The Elements of Innovation Discovered

Graphene makes cybersecurity more secure

Penn State develops reliable, resilient digital fingerprint device Metal Tech News – May 12, 2021

In the world of cybersecurity, innovations that offer robust protection of private data from ill-intentioned people are becoming more crucial. Now, researchers at Pennsylvania State University have leveraged graphene's unique properties to design a way to make encryption harder to crack.

Current silicon-based technologies exploit microscopic differences between computing components to create secure keys. However, artificial intelligence can predict these keys, thereby gaining access to important personal data.

Led by assistant professor of engineering science and mechanics Saptarshi Das, Pennsylvania State researchers have developed a novel low-power, scalable, and reconfigurable hardware security device with significant resilience to AI attacks using graphene.

"There has been more and more breaching of private data recently," said Das. "We developed a new hardware security device that could eventually be implemented to protect these data across industries and sectors."

This device is known as a physically unclonable function or PUF and is typically used as a physically defined "digital fingerprint." PUFs are most often based on unique variations of the mechanical structure that occur naturally during semiconductor manufacturing and are usually implemented in integrated circuits. Typically, these devices are used in applications with high-security requirements, such as cryptography.

Since 2010, PUFs gained attention in the smartcard market as a promising way to provide "silicon fingerprints," creating unique cryptographic keys that are one-of-a-kind to individual smartcards.

However, it was not long before methods to bypass or break such defenses became available – current technologies have not been able to stay ahead of techniques to break them, leading to more frequent security breaches.

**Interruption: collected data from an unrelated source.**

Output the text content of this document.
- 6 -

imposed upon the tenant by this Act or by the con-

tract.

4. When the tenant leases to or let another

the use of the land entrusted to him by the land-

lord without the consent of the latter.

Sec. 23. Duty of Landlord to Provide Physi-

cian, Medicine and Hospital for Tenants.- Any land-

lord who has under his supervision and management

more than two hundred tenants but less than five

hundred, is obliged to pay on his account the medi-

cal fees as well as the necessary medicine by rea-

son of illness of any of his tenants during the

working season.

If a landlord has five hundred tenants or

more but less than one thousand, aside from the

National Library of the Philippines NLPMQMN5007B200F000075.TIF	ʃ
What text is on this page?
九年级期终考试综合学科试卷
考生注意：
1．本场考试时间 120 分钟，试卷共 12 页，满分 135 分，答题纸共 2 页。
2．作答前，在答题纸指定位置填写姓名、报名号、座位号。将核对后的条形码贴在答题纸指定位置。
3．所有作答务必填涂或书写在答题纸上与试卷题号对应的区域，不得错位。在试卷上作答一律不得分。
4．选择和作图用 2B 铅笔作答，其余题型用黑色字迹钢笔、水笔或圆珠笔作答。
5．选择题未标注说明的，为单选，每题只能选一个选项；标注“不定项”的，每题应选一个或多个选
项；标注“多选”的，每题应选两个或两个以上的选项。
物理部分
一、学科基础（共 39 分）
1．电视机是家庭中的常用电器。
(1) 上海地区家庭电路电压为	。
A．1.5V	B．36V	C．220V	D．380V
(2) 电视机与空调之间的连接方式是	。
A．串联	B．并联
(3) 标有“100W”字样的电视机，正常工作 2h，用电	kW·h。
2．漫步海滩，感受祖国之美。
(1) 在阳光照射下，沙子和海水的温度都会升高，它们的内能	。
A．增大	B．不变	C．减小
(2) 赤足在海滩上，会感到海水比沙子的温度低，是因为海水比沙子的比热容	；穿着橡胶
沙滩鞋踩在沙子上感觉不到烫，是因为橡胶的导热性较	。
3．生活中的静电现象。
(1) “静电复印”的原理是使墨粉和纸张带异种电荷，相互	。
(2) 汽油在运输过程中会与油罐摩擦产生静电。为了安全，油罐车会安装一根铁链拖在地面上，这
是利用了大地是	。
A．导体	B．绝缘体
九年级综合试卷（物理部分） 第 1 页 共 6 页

"Normally, once a system's security has been compromised, it is permanently compromised," said Akhil Dodda, an engineering sciences and mechanics graduate under Das. "We developed a scheme where such a compromised system could be reconfigured and used again, adding tamper resistance as another security feature."

It was the physical and electrical properties of graphene and the fabrication process that allowed the novel graphene PUF to become more energy-efficient, scalable, and secure against AI attacks that would ordinarily post a threat to conventional silicon PUFs.

To develop this graphene PUF, the team first fabricated 2,000 identical graphene transistors – the physical component that acts as an on-off switch for electrical currents that allow electronics to communicate – to test the PUFs resilience to machine learning.

Despite the structural similarity between all 2,000 graphene transistors, the conductivity varied due to inherent randomness that arose from the production process. Usually, this would be a drawback for electronic devices; however, this was a desirable and intended trait for security purposes.

After the graphene transistors were implemented into PUFs, the researchers at Penn modeled their characteristics to create a simulation of 64 million graphene-based PUFs. This was done to test the PUFs' security capabilities. Using machine learning, the researchers trained an AI with this simulated data to determine if the system could make predictions about the encrypted data, possibly cracking the code.

"Neural networks are very good at developing a model from a huge amount of data, even if humans are unable to," said Das. "We found that AI could not develop a model, and it was not possible for the encryption process to be learned."

This resistance to AI is what makes this PUF more secure, as "potential hackers could not use breached data to reverse engineer a device for future exploitation," added Das. More so, even if a key could be predicted, the graphene PUF can generate a new key through a reconfiguration process that requires no additional hardware or replacement of components.

With this capability and the capacity to operate across a wide range of temperatures, the novel graphene-based PUF can be used in various applications. More research is being conducted to determine the full potential of such a technology, possibly opening pathways for its use in flexible and printable electronics, household devices, and more.